· Ductal carcinoma in situ (DCIS) is characterized by cancerous cells that are confined to the lining of the milk ducts and have not spread through the duct walls into surrounding breast tissue. If ductal carcinoma in situ lesions is left untreated, over time cancer cells may break through the duct and spread to nearby tissue, becoming an invasive breast cancer.
· DCIS is the most common type of noninvasive breast cancer, with about 60,000 new cases diagnosed in the United States each year. About one in every five new breast cancer cases is ductal carcinoma in situ.
· DCIS is divided into several subtypes, according to the appearance of the tumor. These subtypes include micropapillary, papillary, solid, cribriform, and comedo.
· Women with ductal carcinoma in situ are typically at higher risk for seeing their cancer return after treatment, although the chance of a recurrence is less than 30 percent. Most recurrences occur within five to 10 years after the initial diagnosis and may be invasive or noninvasive. DCIS also carries a heightened risk of developing a new breast cancer in the other breast. A recurrence of ductal carcinoma in situ will require additional treatment.

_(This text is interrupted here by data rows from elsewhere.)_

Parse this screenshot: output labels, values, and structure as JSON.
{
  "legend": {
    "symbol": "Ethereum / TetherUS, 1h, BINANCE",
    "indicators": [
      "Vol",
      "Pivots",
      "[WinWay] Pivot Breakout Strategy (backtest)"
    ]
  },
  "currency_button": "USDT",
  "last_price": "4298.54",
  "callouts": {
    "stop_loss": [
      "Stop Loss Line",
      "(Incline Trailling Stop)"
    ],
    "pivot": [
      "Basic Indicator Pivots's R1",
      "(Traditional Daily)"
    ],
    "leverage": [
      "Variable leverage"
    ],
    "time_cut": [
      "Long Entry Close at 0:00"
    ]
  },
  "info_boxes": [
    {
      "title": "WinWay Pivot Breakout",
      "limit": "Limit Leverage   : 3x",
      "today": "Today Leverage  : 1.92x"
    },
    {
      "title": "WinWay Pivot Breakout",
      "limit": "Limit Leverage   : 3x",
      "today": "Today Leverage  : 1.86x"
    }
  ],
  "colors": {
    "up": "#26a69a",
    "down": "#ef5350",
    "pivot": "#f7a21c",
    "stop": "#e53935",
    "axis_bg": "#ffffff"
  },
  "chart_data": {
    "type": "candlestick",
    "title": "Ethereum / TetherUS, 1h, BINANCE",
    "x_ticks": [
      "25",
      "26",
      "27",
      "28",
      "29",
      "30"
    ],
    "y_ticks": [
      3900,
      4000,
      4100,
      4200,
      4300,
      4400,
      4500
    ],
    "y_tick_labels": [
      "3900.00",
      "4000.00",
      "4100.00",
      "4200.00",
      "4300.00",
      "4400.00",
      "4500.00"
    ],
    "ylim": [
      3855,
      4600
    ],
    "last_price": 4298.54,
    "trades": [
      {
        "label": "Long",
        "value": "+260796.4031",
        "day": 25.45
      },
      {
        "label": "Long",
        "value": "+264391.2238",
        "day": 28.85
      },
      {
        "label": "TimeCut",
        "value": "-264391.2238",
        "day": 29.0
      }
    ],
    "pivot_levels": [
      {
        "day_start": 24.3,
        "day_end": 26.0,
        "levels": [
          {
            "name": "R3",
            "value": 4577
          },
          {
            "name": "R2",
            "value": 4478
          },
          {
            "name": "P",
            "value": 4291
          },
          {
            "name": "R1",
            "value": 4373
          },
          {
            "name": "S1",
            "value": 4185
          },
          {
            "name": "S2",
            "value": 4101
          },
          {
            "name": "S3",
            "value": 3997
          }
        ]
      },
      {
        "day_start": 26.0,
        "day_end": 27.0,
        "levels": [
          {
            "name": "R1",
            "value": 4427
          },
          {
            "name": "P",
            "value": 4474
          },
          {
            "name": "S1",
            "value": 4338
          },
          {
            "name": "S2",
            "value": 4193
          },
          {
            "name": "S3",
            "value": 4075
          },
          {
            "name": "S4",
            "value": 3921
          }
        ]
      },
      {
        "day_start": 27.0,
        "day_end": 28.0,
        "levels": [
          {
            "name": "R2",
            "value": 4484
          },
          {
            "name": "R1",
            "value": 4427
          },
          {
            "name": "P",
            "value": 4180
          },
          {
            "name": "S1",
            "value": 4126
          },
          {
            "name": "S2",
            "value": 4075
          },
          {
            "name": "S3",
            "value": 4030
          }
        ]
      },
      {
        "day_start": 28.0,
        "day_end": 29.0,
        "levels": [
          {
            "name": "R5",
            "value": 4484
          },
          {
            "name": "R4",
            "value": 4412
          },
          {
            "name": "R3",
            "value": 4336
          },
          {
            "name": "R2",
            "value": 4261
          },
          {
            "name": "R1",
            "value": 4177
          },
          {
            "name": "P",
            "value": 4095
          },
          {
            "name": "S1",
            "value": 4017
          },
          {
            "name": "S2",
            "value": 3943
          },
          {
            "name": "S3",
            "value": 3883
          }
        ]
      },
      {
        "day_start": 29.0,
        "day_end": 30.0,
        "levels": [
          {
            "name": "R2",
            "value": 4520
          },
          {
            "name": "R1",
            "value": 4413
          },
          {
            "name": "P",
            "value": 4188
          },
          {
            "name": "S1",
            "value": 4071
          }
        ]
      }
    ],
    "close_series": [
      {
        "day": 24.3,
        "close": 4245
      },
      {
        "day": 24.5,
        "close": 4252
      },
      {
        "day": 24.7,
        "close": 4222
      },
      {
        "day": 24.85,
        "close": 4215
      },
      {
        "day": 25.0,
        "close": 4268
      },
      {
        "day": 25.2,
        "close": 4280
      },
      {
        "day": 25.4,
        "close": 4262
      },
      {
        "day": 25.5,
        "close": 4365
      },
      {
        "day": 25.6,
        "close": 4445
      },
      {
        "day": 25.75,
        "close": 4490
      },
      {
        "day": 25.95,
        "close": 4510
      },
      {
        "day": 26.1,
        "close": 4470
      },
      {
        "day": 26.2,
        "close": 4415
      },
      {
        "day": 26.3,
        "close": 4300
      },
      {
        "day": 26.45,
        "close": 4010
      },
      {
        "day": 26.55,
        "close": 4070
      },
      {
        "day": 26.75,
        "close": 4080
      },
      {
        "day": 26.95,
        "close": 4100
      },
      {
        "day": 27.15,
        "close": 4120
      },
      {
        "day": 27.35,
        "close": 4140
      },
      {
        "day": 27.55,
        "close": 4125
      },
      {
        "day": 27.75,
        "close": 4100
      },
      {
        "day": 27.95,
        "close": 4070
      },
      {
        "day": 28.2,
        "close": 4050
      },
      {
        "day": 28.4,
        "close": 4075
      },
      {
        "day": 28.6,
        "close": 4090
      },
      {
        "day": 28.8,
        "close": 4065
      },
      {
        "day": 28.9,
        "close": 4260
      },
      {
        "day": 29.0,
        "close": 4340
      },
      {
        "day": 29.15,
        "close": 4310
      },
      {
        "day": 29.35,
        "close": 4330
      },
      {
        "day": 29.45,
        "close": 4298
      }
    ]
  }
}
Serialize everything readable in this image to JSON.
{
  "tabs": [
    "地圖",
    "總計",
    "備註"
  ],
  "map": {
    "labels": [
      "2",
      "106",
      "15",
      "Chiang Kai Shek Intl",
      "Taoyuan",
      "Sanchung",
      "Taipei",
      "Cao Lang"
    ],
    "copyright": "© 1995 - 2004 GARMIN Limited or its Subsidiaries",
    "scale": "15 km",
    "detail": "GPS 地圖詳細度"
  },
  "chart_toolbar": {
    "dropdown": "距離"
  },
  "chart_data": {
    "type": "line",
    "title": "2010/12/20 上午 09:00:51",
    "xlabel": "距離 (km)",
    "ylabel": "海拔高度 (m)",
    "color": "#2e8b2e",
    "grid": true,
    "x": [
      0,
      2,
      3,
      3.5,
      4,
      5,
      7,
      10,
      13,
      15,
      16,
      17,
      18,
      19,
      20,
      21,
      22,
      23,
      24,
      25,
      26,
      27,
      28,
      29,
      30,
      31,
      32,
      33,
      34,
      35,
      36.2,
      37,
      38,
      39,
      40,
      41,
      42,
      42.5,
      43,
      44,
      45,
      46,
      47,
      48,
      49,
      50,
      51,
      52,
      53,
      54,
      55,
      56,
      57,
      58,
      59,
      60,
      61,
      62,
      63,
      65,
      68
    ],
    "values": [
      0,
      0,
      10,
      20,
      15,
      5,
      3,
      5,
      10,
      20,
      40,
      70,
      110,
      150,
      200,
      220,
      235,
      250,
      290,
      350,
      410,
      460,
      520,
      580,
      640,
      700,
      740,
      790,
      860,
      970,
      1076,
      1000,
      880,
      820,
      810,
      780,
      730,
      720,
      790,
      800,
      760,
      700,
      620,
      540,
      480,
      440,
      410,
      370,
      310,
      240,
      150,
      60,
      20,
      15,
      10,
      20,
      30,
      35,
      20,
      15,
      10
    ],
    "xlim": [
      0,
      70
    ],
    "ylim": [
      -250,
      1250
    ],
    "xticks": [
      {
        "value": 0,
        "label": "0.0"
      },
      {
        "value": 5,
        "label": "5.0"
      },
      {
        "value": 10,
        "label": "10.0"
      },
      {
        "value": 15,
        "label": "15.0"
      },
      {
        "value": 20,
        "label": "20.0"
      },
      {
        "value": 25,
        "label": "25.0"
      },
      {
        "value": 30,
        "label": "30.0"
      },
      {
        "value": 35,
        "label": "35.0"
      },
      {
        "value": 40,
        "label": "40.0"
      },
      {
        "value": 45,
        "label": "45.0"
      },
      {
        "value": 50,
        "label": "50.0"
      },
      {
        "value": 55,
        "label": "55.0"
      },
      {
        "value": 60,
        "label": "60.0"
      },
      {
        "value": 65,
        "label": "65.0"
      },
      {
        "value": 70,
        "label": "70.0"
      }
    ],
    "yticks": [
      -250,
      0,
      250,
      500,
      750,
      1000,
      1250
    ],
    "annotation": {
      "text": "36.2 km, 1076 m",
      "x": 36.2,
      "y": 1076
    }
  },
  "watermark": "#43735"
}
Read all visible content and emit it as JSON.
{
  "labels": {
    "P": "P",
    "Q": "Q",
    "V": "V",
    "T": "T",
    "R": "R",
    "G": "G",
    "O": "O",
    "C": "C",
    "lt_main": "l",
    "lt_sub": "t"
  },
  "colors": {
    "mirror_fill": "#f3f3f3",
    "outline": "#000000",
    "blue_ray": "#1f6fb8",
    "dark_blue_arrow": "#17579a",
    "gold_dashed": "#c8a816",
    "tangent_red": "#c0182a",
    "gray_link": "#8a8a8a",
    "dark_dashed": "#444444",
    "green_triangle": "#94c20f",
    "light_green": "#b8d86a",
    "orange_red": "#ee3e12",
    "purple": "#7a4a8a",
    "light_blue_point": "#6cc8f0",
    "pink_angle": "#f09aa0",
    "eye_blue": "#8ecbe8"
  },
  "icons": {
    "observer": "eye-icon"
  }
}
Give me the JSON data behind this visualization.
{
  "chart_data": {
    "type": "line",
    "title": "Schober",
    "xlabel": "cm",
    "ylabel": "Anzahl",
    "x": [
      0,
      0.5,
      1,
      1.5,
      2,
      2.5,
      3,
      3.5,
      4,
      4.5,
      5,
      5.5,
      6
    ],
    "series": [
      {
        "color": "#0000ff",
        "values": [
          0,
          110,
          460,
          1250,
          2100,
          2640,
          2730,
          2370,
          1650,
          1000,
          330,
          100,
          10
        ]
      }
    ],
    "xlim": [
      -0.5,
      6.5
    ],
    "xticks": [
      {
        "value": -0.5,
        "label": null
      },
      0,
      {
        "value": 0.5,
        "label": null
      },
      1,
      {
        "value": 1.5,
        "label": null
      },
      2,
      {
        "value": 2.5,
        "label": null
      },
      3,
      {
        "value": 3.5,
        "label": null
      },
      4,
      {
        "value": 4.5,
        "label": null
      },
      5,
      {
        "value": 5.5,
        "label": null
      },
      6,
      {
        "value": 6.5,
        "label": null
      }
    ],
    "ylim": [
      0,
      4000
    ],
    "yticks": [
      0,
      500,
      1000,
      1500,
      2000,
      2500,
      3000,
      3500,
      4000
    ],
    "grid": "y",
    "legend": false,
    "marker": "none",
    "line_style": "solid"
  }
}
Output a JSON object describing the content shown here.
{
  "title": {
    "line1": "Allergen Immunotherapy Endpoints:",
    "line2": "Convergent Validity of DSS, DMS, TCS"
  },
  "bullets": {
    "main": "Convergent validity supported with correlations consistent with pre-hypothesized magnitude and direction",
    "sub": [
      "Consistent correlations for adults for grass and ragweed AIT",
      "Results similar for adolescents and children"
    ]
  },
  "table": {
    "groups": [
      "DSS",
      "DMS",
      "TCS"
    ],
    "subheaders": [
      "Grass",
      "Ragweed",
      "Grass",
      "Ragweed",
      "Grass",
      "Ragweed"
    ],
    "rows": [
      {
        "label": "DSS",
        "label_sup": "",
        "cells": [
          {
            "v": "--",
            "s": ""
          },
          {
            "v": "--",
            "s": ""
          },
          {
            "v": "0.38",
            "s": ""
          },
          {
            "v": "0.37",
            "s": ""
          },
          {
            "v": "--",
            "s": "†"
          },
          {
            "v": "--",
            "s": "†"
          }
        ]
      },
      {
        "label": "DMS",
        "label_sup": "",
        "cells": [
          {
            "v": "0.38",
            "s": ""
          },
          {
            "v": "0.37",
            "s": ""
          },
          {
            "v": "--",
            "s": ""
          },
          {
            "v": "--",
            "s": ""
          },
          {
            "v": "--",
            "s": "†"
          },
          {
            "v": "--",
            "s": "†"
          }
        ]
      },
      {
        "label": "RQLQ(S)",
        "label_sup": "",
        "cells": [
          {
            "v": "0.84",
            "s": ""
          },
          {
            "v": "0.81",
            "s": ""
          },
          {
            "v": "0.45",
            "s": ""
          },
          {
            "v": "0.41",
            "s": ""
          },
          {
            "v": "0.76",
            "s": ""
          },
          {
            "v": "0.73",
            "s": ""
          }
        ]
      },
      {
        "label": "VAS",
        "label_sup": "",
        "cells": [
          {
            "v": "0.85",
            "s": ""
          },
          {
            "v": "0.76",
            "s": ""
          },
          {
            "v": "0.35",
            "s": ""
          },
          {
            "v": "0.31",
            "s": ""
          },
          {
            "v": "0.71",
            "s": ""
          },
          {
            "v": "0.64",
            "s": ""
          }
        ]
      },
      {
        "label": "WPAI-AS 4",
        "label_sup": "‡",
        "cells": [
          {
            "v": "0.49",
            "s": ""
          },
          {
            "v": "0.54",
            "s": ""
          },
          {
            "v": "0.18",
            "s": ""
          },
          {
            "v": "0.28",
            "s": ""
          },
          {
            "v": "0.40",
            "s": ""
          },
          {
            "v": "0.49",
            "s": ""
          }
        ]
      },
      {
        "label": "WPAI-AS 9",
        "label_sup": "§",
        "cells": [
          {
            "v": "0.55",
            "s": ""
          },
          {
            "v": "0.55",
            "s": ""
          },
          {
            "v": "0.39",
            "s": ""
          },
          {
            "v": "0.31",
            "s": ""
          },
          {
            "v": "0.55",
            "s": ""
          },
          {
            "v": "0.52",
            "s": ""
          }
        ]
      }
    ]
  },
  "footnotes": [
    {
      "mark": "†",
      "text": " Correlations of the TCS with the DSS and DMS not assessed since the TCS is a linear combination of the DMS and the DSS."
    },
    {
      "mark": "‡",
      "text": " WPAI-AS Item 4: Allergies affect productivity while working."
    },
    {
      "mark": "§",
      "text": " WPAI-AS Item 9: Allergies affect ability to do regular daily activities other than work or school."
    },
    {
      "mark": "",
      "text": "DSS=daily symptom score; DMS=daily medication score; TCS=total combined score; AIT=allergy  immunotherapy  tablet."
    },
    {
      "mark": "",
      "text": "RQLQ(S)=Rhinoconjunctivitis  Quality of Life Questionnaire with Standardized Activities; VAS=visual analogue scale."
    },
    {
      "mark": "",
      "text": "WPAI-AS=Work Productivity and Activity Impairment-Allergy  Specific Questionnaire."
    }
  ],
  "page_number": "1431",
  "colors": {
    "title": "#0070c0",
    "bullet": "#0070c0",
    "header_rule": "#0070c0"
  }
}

· The type of therapy selected may affect the likelihood of recurrence. Treating ductal carcinoma in situ with a lumpectomy (breast-conserving surgery) without radiation therapy carries a 25 percent to 35 percent chance of recurrence. Adding radiation therapy to the treatment decreases this risk by approximately 15 percent. Currently, the long-term survival rate for women with ductal carcinoma in situ is 100 percent.
· DCIS is considered the earliest form of breast cancer. DCIS is noninvasive, meaning it hasn't spread out of the milk duct and has a low risk of becoming invasive.